Studierende der Gesundheitswissenschaften erarbeiten Lösungen für die Praxis

Lehre & Studium

Forschendes Lernen mit Lösungen für die Praxis verknüpfen: Im Master-Studiengang Public Health – Gesundheitsversorgung, -ökonomie und -management werden Forschung, Lehre und Transfer in dreisemestrigen Forschungsprojekten verknüpft. Professor Ansgar Gerhardus (Abteilung Versorgungsforschung, Institut für Public Health und Pflegeforschung) und die Master-Studentin Sophie Wanders geben Einblicke in die Forschungsprojekte und den Studiengang.

Professor Gerhardus, was war Ihre Motivation, das Konzept des Forschenden Lernens im Master Public Health – Gesundheitsversorgung, - ökonomie und -management umzusetzen?

Ansgar Gerhardus: Unser Fach ist stark anwendungsorientiert. Wir haben oft beobachtet, dass es den Studierenden während des Erlernens von Theorien und Methoden schwerfällt, den Bezug zur Praxis herzustellen. Dies beeinträchtigt sowohl die Motivation als auch das Verständnis für die Theorien und Methoden. Zudem werden die erlernten Inhalte oft im nächsten Semester wieder vergessen. Mit dem Einstieg ins Berufsleben rücken praktische Themen in den Vordergrund, und die im Studium erworbenen Kenntnisse werden nicht abgerufen. Die Projekte werden von externen Partnern eingebracht. Dazu gehören beispielsweise in diesem Jahr die AOK Bremen/Bremerhaven, der Hebammenverband Niedersachsen, die hkk Handelskrankenkasse sowie die Kassenärztliche Vereinigung Bremen. So ziehen wir die Praxis in das Studium und bieten den Studierenden einen Raum, in dem sie ihre Kenntnisse unter Anleitung selbstständig anwenden können.

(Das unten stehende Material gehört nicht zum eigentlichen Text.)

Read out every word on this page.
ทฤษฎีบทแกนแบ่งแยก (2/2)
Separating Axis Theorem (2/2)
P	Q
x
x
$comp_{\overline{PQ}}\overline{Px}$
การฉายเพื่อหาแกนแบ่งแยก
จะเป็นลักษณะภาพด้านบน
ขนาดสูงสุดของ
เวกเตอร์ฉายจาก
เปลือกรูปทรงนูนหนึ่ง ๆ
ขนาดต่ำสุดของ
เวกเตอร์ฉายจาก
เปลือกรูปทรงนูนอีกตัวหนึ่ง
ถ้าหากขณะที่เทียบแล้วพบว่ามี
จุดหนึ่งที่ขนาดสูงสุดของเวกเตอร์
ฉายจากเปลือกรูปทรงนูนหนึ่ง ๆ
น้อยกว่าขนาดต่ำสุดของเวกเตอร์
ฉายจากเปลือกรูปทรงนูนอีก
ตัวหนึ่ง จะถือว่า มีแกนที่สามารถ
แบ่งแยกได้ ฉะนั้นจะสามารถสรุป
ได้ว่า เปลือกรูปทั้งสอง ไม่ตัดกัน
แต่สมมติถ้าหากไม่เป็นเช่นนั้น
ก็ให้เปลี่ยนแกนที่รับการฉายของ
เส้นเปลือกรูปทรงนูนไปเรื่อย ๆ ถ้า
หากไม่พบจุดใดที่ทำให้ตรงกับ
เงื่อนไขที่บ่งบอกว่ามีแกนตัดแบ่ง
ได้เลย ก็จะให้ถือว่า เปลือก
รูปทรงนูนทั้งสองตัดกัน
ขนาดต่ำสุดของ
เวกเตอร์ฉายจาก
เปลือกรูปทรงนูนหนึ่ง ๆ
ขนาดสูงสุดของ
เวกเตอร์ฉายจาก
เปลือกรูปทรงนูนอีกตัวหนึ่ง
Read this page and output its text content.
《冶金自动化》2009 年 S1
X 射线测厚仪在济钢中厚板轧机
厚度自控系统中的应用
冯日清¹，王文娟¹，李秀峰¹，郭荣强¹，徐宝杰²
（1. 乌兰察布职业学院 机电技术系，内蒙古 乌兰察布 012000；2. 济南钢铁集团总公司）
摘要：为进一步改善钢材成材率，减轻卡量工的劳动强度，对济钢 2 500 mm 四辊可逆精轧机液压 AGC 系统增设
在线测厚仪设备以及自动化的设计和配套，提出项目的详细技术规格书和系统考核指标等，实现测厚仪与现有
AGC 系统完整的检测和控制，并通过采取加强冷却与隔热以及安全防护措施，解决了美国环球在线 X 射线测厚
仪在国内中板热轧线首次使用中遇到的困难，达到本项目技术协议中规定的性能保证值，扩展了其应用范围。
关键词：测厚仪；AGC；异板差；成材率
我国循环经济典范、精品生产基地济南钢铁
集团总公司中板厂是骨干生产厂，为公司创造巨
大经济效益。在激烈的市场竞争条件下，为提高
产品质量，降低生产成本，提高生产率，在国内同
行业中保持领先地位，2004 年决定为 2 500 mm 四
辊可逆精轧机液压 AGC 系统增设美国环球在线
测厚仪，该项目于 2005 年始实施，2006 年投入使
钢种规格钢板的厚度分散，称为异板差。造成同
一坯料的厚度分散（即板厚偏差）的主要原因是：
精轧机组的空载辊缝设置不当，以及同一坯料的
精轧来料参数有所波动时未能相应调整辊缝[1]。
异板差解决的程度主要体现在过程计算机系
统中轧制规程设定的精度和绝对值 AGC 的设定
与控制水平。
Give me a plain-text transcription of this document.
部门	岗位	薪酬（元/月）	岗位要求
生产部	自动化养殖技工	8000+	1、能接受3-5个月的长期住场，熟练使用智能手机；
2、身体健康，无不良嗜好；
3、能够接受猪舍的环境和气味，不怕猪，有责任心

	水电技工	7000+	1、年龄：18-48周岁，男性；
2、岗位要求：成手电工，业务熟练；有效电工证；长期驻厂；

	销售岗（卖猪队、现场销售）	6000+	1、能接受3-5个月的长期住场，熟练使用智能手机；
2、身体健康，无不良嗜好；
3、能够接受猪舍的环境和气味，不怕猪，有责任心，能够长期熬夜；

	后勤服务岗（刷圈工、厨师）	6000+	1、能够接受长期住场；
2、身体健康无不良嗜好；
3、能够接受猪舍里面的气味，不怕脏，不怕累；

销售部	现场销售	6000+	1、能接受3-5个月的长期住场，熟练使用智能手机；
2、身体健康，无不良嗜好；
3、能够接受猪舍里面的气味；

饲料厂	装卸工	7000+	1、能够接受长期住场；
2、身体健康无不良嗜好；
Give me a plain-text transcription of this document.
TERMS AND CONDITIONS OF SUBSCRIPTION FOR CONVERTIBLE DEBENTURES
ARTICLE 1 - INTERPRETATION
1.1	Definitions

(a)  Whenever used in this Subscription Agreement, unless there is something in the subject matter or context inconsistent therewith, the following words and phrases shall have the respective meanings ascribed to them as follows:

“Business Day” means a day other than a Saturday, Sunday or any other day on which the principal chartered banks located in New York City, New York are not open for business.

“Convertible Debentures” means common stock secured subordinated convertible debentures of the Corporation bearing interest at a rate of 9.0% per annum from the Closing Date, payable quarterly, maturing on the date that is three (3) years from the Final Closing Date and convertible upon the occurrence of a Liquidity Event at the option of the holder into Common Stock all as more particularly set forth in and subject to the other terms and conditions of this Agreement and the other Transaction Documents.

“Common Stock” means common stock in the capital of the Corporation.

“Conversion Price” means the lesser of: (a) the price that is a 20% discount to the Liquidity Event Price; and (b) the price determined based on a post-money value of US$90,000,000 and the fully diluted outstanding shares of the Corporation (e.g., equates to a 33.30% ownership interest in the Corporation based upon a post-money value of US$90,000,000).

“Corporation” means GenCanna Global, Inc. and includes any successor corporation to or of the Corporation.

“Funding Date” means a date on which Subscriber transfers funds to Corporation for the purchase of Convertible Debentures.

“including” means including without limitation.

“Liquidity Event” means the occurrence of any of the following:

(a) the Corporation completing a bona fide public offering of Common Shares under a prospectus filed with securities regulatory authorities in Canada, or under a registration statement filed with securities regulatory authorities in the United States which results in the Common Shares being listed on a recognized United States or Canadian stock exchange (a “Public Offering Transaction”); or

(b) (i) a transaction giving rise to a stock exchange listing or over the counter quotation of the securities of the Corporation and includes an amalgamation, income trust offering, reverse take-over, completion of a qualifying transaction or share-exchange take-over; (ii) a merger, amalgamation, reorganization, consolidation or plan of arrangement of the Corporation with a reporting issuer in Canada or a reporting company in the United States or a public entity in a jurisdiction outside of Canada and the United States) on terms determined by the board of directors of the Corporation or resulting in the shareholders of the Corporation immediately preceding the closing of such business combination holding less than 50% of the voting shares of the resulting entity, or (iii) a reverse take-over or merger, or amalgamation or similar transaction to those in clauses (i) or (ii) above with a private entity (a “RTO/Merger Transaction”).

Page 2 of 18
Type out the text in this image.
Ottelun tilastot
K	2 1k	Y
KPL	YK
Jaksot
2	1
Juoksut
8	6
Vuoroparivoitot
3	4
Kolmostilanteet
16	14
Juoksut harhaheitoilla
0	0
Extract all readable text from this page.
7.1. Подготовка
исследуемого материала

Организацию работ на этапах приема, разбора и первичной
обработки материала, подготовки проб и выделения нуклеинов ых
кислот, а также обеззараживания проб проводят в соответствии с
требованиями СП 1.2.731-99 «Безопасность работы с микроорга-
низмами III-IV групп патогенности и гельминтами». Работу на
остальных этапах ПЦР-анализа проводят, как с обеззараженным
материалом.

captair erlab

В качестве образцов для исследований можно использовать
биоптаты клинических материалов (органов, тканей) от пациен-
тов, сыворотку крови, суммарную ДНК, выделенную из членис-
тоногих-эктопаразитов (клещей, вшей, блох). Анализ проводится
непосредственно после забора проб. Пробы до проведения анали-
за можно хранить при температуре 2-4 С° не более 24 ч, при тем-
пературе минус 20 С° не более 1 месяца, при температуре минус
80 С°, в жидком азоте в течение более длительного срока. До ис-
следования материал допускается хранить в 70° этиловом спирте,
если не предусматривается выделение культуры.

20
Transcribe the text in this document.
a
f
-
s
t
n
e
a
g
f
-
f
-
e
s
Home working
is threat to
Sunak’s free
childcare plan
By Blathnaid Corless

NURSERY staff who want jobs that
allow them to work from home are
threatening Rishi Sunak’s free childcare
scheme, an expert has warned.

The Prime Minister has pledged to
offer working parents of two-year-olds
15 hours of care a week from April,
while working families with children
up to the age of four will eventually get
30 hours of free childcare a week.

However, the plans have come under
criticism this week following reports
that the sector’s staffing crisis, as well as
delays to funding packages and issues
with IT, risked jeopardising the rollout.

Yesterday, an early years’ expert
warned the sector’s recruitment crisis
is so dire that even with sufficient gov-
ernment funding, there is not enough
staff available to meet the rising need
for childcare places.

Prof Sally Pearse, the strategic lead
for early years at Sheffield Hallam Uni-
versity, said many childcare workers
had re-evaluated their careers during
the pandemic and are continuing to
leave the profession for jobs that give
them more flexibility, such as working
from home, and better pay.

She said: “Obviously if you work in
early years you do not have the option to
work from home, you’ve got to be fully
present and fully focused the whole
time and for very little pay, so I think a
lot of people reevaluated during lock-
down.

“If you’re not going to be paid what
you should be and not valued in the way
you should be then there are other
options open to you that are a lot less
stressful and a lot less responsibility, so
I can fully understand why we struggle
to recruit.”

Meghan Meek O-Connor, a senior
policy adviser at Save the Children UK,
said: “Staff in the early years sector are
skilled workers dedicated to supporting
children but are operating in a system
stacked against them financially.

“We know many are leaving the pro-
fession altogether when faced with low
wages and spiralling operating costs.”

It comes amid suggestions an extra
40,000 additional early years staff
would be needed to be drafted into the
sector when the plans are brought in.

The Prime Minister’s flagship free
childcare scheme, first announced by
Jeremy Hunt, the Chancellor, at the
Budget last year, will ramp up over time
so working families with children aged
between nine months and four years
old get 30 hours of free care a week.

Wie sieht das konkret aus?

Ansgar Gerhardus: Wir bitten unsere externen Praxispartner, Themen einzubringen, für die sie eine Lösung benötigen. Diese Lösung entwickeln die Studierenden in drei Semestern. Wichtig ist, dass sie dabei die verschiedenen Theorien und Methoden anwenden, die sie erlernt haben. Man kann sich das wie einen Parcours oder ein Zirkeltraining vorstellen, bei dem die Stationen unserer Studierenden „Arbeiten mit Routinedaten“, „Qualitative Interviews“, „Ethische Einordnung“ oder „Ökonomische Evaluation“ heißen. Dadurch entsteht ein umfassender Blick auf das Thema. Nicht jedes vorgeschlagene Thema ist dafür geeignet. Ein Großteil unserer Arbeit findet daher bereits im Vorfeld des ersten Semesters statt, wenn wir die Themen mit den Partnern besprechen und gegebenenfalls anpassen.

Wie ist das Projekt in das Masterstudium eingebettet?

Ansgar Gerhardus: Das Projekt macht etwa ein Drittel des Studiums aus. Einige Seminare haben wir mit dem Projekt verknüpft, da wir festgestellt haben, dass Motivation und Verständnis steigen, wenn das Gelernte unmittelbar angewandt werden kann. Es gibt jedoch auch Seminare, die unabhängig sind. In einem dieser Seminare arbeiten die Studierenden nach einem ähnlichen Konzept zu einem anderen Thema an der Gründung eines Start-ups.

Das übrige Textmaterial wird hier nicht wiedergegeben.